I don't think that "consciousness has 'a life of its own'" beyond its embodiment and continuous embeddedness and activity {enaction} within the 'world' we dwell in here on earth, within its and our temporality and the history of our species' existence. Our individual consciousnesses are always developing in the course of our lifetimes. When I experienced the spontaneous OBE I have described several times here, what I experienced was finding my consciousness/my awareness relocated to a far corner of the room in which I was reading, close to the ceiling, and seeing my body from above and behind, still seated at the desk apparently reading.

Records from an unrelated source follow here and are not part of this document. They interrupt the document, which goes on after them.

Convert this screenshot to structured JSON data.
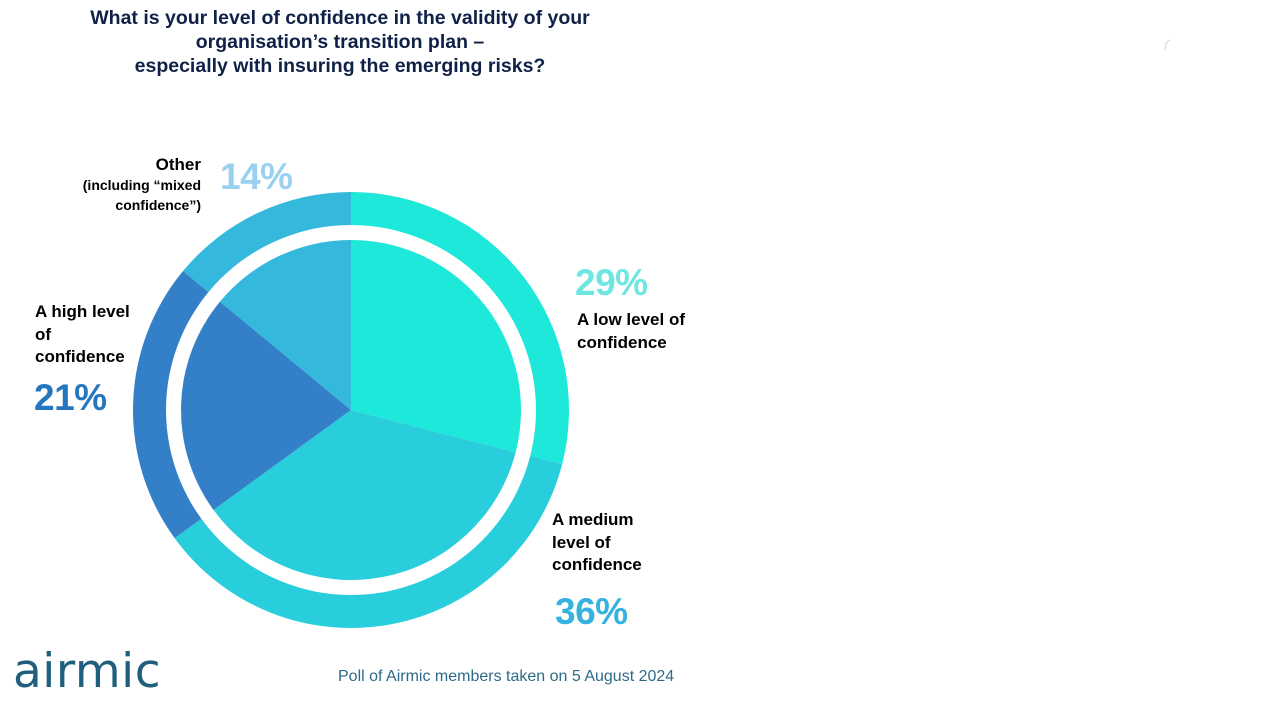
{
  "title_lines": [
    "What is your level of confidence in the validity of your",
    "organisation’s transition plan –",
    "especially with insuring the emerging risks?"
  ],
  "chart_data": {
    "type": "pie",
    "title": "What is your level of confidence in the validity of your organisation’s transition plan – especially with insuring the emerging risks?",
    "categories": [
      "A low level of confidence",
      "A medium level of confidence",
      "A high level of confidence",
      "Other (including “mixed confidence”)"
    ],
    "values": [
      29,
      36,
      21,
      14
    ],
    "unit": "%",
    "colors": [
      "#1ee8d9",
      "#29cedc",
      "#3480c8",
      "#34b9dd"
    ],
    "label_colors": [
      "#6fe6e1",
      "#35b2e0",
      "#2477bf",
      "#9ad0f0"
    ],
    "labels": {
      "low": {
        "name": "A low level of confidence",
        "value": "29%"
      },
      "medium": {
        "name": "A medium level of confidence",
        "value": "36%"
      },
      "high": {
        "name": "A high level of confidence",
        "value": "21%"
      },
      "other": {
        "name": "Other",
        "detail": "(including “mixed confidence”)",
        "value": "14%"
      }
    }
  },
  "footer": {
    "logo_text": "airmic",
    "note": "Poll of Airmic members taken on 5 August 2024"
  }
}
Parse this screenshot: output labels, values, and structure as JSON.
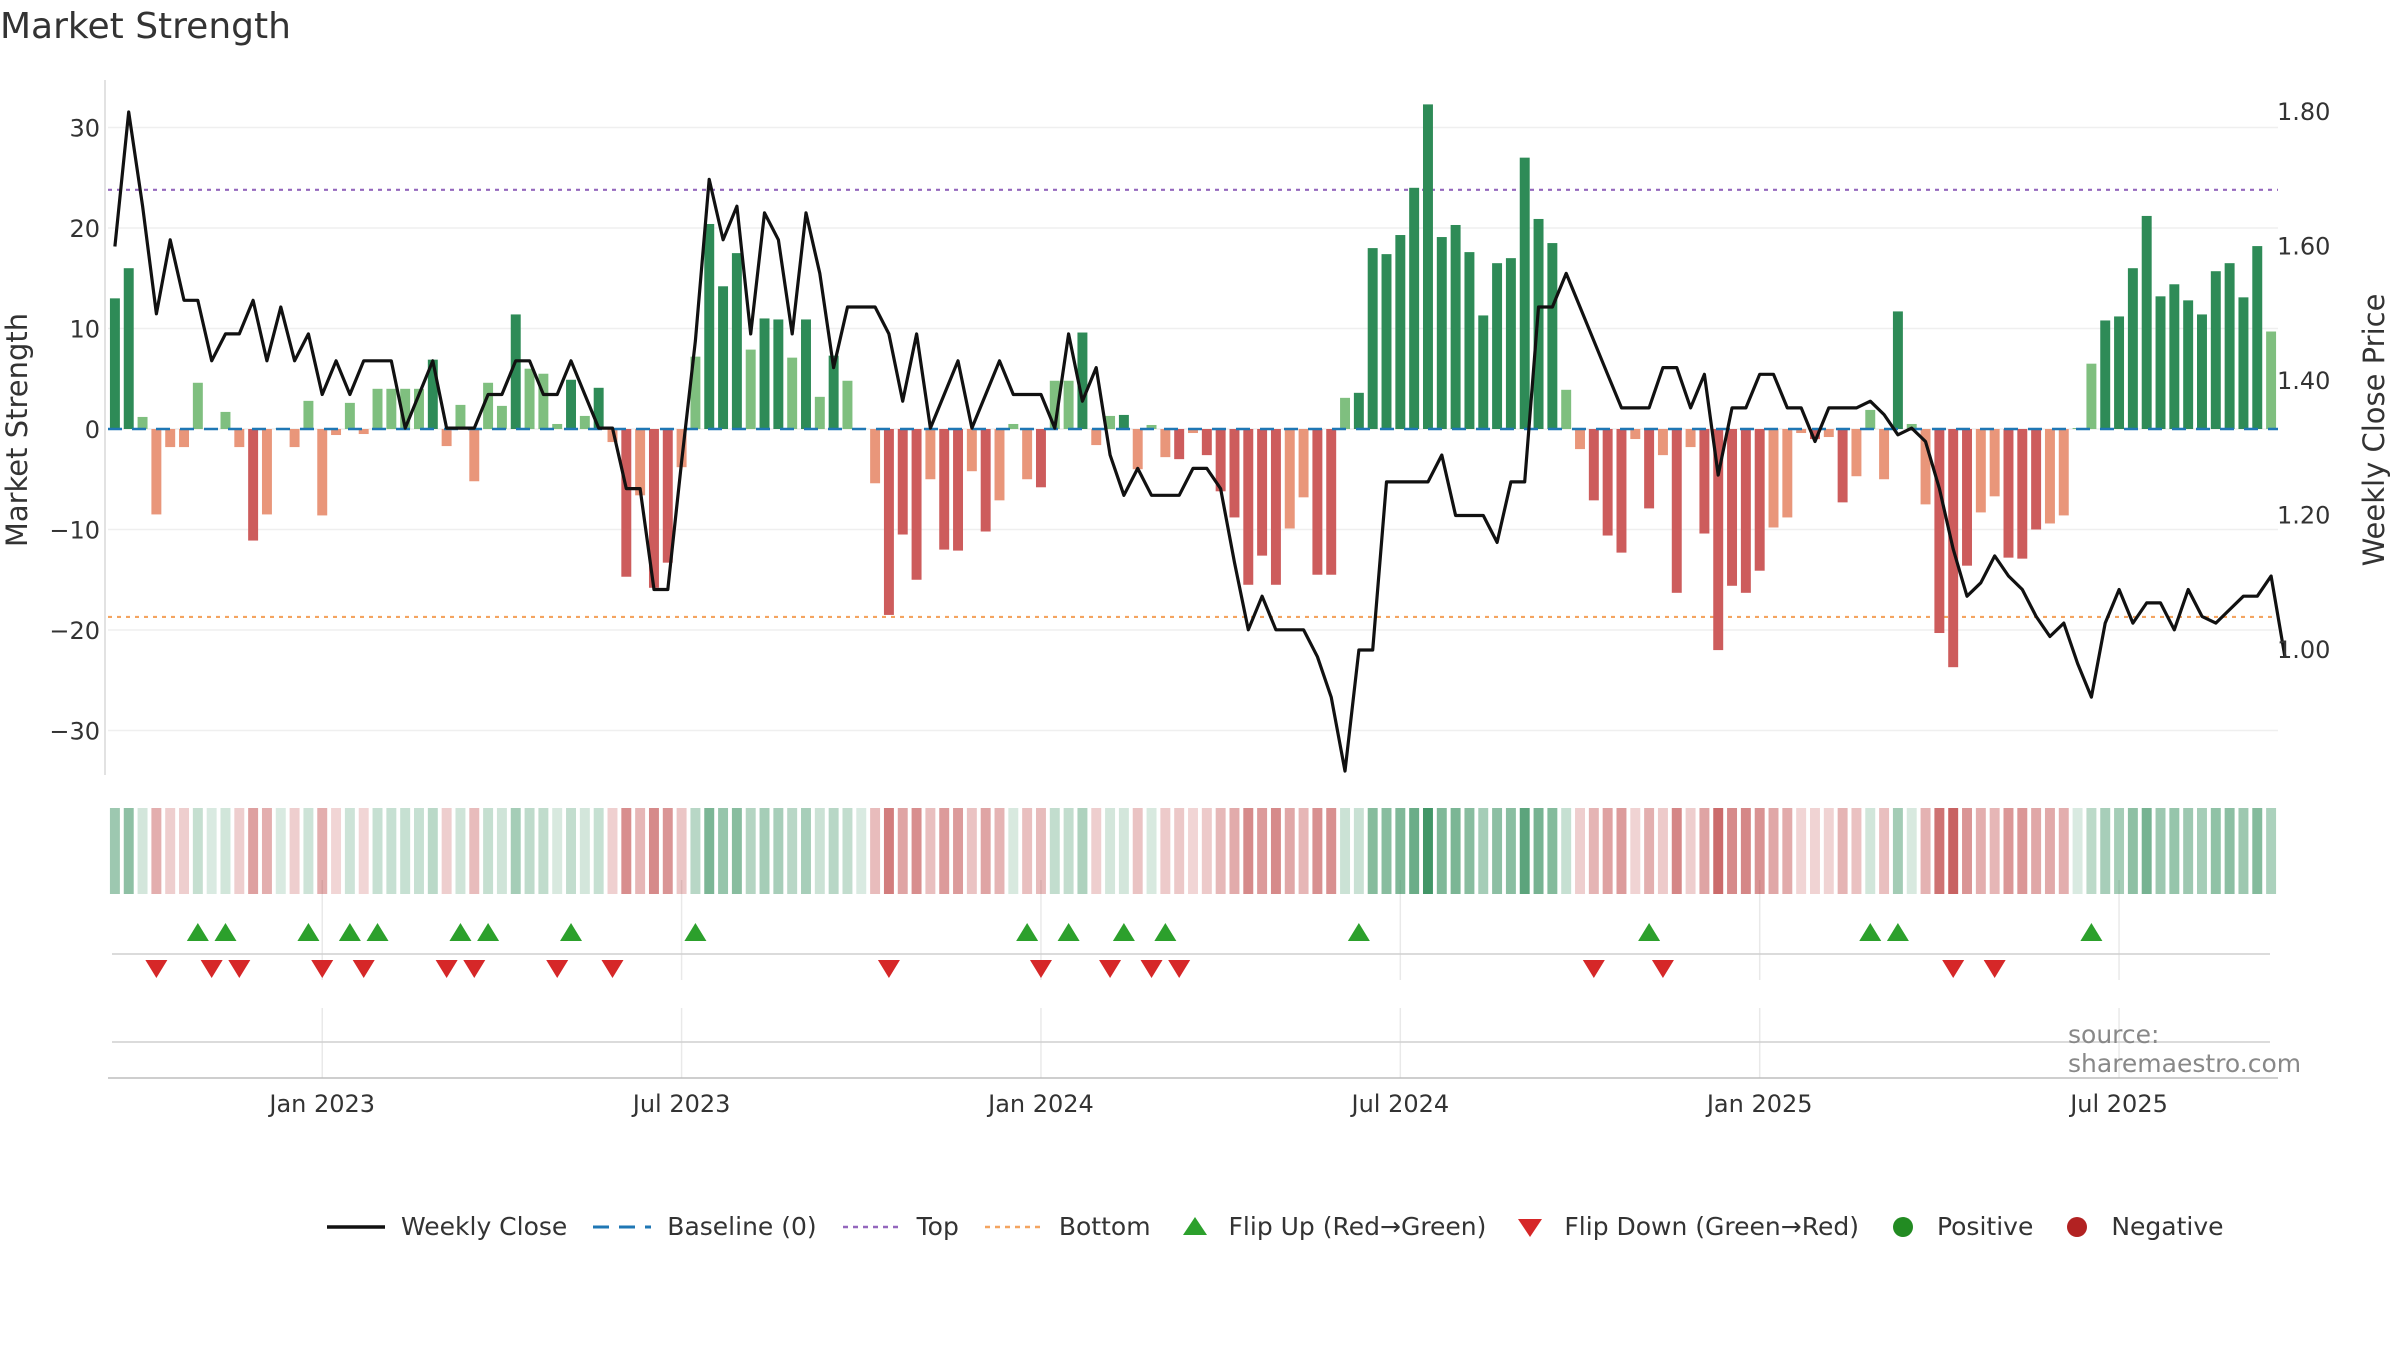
{
  "title": "Market Strength",
  "source": "source: sharemaestro.com",
  "colors": {
    "pos_dark": "#2e8b57",
    "pos_light": "#7fbf7f",
    "neg_dark": "#cd5c5c",
    "neg_light": "#e9967a",
    "close": "#111111",
    "baseline": "#1f77b4",
    "top": "#9467bd",
    "bottom": "#f4a460",
    "flip_up": "#2ca02c",
    "flip_down": "#d62728",
    "positive_dot": "#228b22",
    "negative_dot": "#b22222"
  },
  "legend": [
    {
      "key": "close",
      "label": "Weekly Close",
      "icon": "line-solid-icon"
    },
    {
      "key": "baseline",
      "label": "Baseline (0)",
      "icon": "line-dashed-icon"
    },
    {
      "key": "top",
      "label": "Top",
      "icon": "line-dotted-icon"
    },
    {
      "key": "bottom",
      "label": "Bottom",
      "icon": "line-dotted-icon"
    },
    {
      "key": "flip_up",
      "label": "Flip Up (Red→Green)",
      "icon": "triangle-up-icon"
    },
    {
      "key": "flip_down",
      "label": "Flip Down (Green→Red)",
      "icon": "triangle-down-icon"
    },
    {
      "key": "positive_dot",
      "label": "Positive",
      "icon": "dot-icon"
    },
    {
      "key": "negative_dot",
      "label": "Negative",
      "icon": "dot-icon"
    }
  ],
  "chart_data": {
    "type": "bar",
    "title": "Market Strength",
    "ylabel": "Market Strength",
    "y2label": "Weekly Close Price",
    "ylim": [
      -35,
      35
    ],
    "y2lim": [
      0.84,
      1.87
    ],
    "yticks": [
      30,
      20,
      10,
      0,
      -10,
      -20,
      -30
    ],
    "yticklabels": [
      "30",
      "20",
      "10",
      "0",
      "−10",
      "−20",
      "−30"
    ],
    "y2ticks": [
      1.8,
      1.6,
      1.4,
      1.2,
      1.0
    ],
    "y2ticklabels": [
      "1.80",
      "1.60",
      "1.40",
      "1.20",
      "1.00"
    ],
    "xticks": [
      15,
      41,
      67,
      93,
      119,
      145
    ],
    "xticklabels": [
      "Jan 2023",
      "Jul 2023",
      "Jan 2024",
      "Jul 2024",
      "Jan 2025",
      "Jul 2025"
    ],
    "baseline": 0,
    "top_line": 23.8,
    "bottom_line": -18.7,
    "strength": [
      13,
      16,
      1.2,
      -8.5,
      -1.8,
      -1.8,
      4.6,
      0,
      1.7,
      -1.8,
      -11.1,
      -8.5,
      0,
      -1.8,
      2.8,
      -8.6,
      -0.6,
      2.6,
      -0.5,
      4,
      4,
      4,
      4,
      6.9,
      -1.7,
      2.4,
      -5.2,
      4.6,
      2.3,
      11.4,
      6,
      5.5,
      0.5,
      4.9,
      1.3,
      4.1,
      -1.3,
      -14.7,
      -6.6,
      -15.8,
      -13.3,
      -3.8,
      7.2,
      20.4,
      14.2,
      17.5,
      7.9,
      11,
      10.9,
      7.1,
      10.9,
      3.2,
      7.3,
      4.8,
      0,
      -5.4,
      -18.5,
      -10.5,
      -15,
      -5,
      -12,
      -12.1,
      -4.2,
      -10.2,
      -7.1,
      0.5,
      -5,
      -5.8,
      4.8,
      4.8,
      9.6,
      -1.6,
      1.3,
      1.4,
      -4,
      0.4,
      -2.8,
      -3,
      -0.4,
      -2.6,
      -6.2,
      -8.8,
      -15.5,
      -12.6,
      -15.5,
      -9.9,
      -6.8,
      -14.5,
      -14.5,
      3.1,
      3.6,
      18,
      17.4,
      19.3,
      24,
      32.3,
      19.1,
      20.3,
      17.6,
      11.3,
      16.5,
      17,
      27,
      20.9,
      18.5,
      3.9,
      -2,
      -7.1,
      -10.6,
      -12.3,
      -1,
      -7.9,
      -2.6,
      -16.3,
      -1.8,
      -10.4,
      -22,
      -15.6,
      -16.3,
      -14.1,
      -9.8,
      -8.8,
      -0.4,
      -1,
      -0.8,
      -7.3,
      -4.7,
      1.9,
      -5,
      11.7,
      0.5,
      -7.5,
      -20.3,
      -23.7,
      -13.6,
      -8.3,
      -6.7,
      -12.8,
      -12.9,
      -10,
      -9.4,
      -8.6,
      0,
      6.5,
      10.8,
      11.2,
      16,
      21.2,
      13.2,
      14.4,
      12.8,
      11.4,
      15.7,
      16.5,
      13.1,
      18.2,
      9.7
    ],
    "close": [
      1.6,
      1.8,
      1.66,
      1.5,
      1.61,
      1.52,
      1.52,
      1.43,
      1.47,
      1.47,
      1.52,
      1.43,
      1.51,
      1.43,
      1.47,
      1.38,
      1.43,
      1.38,
      1.43,
      1.43,
      1.43,
      1.33,
      1.38,
      1.43,
      1.33,
      1.33,
      1.33,
      1.38,
      1.38,
      1.43,
      1.43,
      1.38,
      1.38,
      1.43,
      1.38,
      1.33,
      1.33,
      1.24,
      1.24,
      1.09,
      1.09,
      1.28,
      1.46,
      1.7,
      1.61,
      1.66,
      1.47,
      1.65,
      1.61,
      1.47,
      1.65,
      1.56,
      1.42,
      1.51,
      1.51,
      1.51,
      1.47,
      1.37,
      1.47,
      1.33,
      1.38,
      1.43,
      1.33,
      1.38,
      1.43,
      1.38,
      1.38,
      1.38,
      1.33,
      1.47,
      1.37,
      1.42,
      1.29,
      1.23,
      1.27,
      1.23,
      1.23,
      1.23,
      1.27,
      1.27,
      1.24,
      1.13,
      1.03,
      1.08,
      1.03,
      1.03,
      1.03,
      0.99,
      0.93,
      0.82,
      1,
      1,
      1.25,
      1.25,
      1.25,
      1.25,
      1.29,
      1.2,
      1.2,
      1.2,
      1.16,
      1.25,
      1.25,
      1.51,
      1.51,
      1.56,
      1.51,
      1.46,
      1.41,
      1.36,
      1.36,
      1.36,
      1.42,
      1.42,
      1.36,
      1.41,
      1.26,
      1.36,
      1.36,
      1.41,
      1.41,
      1.36,
      1.36,
      1.31,
      1.36,
      1.36,
      1.36,
      1.37,
      1.35,
      1.32,
      1.33,
      1.31,
      1.24,
      1.15,
      1.08,
      1.1,
      1.14,
      1.11,
      1.09,
      1.05,
      1.02,
      1.04,
      0.98,
      0.93,
      1.04,
      1.09,
      1.04,
      1.07,
      1.07,
      1.03,
      1.09,
      1.05,
      1.04,
      1.06,
      1.08,
      1.08,
      1.11,
      0.99
    ],
    "flip_up": [
      6,
      8,
      14,
      17,
      19,
      25,
      27,
      33,
      42,
      66,
      69,
      73,
      76,
      90,
      111,
      127,
      129,
      143
    ],
    "flip_down": [
      3,
      7,
      9,
      15,
      18,
      24,
      26,
      32,
      36,
      56,
      67,
      72,
      75,
      77,
      107,
      112,
      133,
      136
    ]
  }
}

But I was no longer reading there. I was observing my body as a 'thing', inert and unalive, frozen for the time being, and I was not concerned about it as 'mine'. I paid attention, instead, to the marvel of this relocation of my awareness and the things that happened as my awareness, consciousness, mind moved slowly along the ceiling to a position directly across the room from my body (still seated at the desk, my blue Harris Tweed coat still draped over the back of the chair on which I sat.
I also experienced a voice (an adult female voice I didn't recognize) suddenly speaking from a position to my left, within my consciousness, saying first "she's in a mess, but this is no big deal" and then leaving. At that point my consciousness returned to its usual location in my body. I was suddenly in my body and realized that I had just had a very unusual experience I could not account for, packed up my books, and walked upstairs to the university counseling office, located in the same building I had been working in.
I'd never been inside that office before but passed by it often and thus knew where it was. I was seen almost immediately by the head of the department who called a neurologist near the campus and asked him to see me. I got to that office and was examined by that doctor who said he could see no neurological explanation for the OBE and prescribed a tranquilizer.